A coupled biomorpho-geomechanical model of tidal marsh evolution
C. Zoccarato, P. Teatini
Dept. of Civile, Environmental and Architectural Engineering,
University of Padova, Padova, Italy
C. Da Lio
Institute of Marine Sciences, CNR, Venice, Italy
L. Tosi
Institute of Geosciences and Earth Resources, CNR, Padova, Italy
ABSTRACT
Ecogeomorphic characteristics of tidal marshes are strongly related
to their elevation with respect to the mean sea level. Predicting the
long-term evolution and resilience of such ecosystems in times of rapid
natural and anthropogenic climate changes is of critical importance.
The notion that the tidal marsh elevation is the result of feedbacks between
vegetation dynamics, sediment fluxes, natural consolidation, and sea level changes
is widely recognized. However, the interaction of these processes has been
poorly investigated until now. This contribution aims at presenting a novel
numerical model to simulate the above-surface and subsurface coupled dynamics
of a tidal landscape in a 2D-framework, with the relative sea level rise (RSLR)

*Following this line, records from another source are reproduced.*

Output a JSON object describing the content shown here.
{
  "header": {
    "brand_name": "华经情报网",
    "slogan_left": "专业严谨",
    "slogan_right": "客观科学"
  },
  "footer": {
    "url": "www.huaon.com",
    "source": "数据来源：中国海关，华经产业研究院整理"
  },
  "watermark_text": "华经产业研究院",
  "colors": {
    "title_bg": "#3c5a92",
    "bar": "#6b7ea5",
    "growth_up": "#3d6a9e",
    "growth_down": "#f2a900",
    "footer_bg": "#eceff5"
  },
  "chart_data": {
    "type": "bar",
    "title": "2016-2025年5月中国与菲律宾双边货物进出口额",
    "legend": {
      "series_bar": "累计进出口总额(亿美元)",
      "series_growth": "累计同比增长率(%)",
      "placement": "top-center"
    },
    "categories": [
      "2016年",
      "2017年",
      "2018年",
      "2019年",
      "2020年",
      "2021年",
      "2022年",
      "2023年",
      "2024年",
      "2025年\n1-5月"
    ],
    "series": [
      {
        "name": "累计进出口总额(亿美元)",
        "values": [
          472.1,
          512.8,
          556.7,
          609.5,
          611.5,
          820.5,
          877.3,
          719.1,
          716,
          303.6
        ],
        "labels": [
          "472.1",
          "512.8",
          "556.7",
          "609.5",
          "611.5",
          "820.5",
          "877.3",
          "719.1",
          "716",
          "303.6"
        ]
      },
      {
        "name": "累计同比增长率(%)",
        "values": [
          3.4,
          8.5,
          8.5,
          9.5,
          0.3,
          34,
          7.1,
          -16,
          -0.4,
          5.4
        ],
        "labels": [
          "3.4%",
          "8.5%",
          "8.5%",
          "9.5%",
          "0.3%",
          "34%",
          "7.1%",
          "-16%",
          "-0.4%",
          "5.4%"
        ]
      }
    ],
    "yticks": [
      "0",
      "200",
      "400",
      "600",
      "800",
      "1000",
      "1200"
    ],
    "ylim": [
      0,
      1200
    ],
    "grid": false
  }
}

acting as an external stressor. A biomorphological model is used to compute
deposition fluxes, which depends on topography and availability of organic/inorganic
sediments. The outcome is used as forcing term in a physically-based geomechanical
model to simulate the consolidation of the marsh body that, in turn, influences sediment
fluxes by acting on the platform elevation. The results demonstrate how compaction
of the marsh body can crucially affect the resilience of tidal landforms to RSLR
accelerations. With normal sediment concentration in coastal waters (10<Co<100
mg/l), if minerogenic (stiff) deposits prevail, a tidal marsh is capable of
maintaining its elevation relative to msl independently of RSLR (at least up to
10 mm/yr). When the marsh is composed of a large percentage of more compressible
organic matter, the landform resilience is much more dependent on RSLR, implying
higher vulnerability with respect to future climate changes.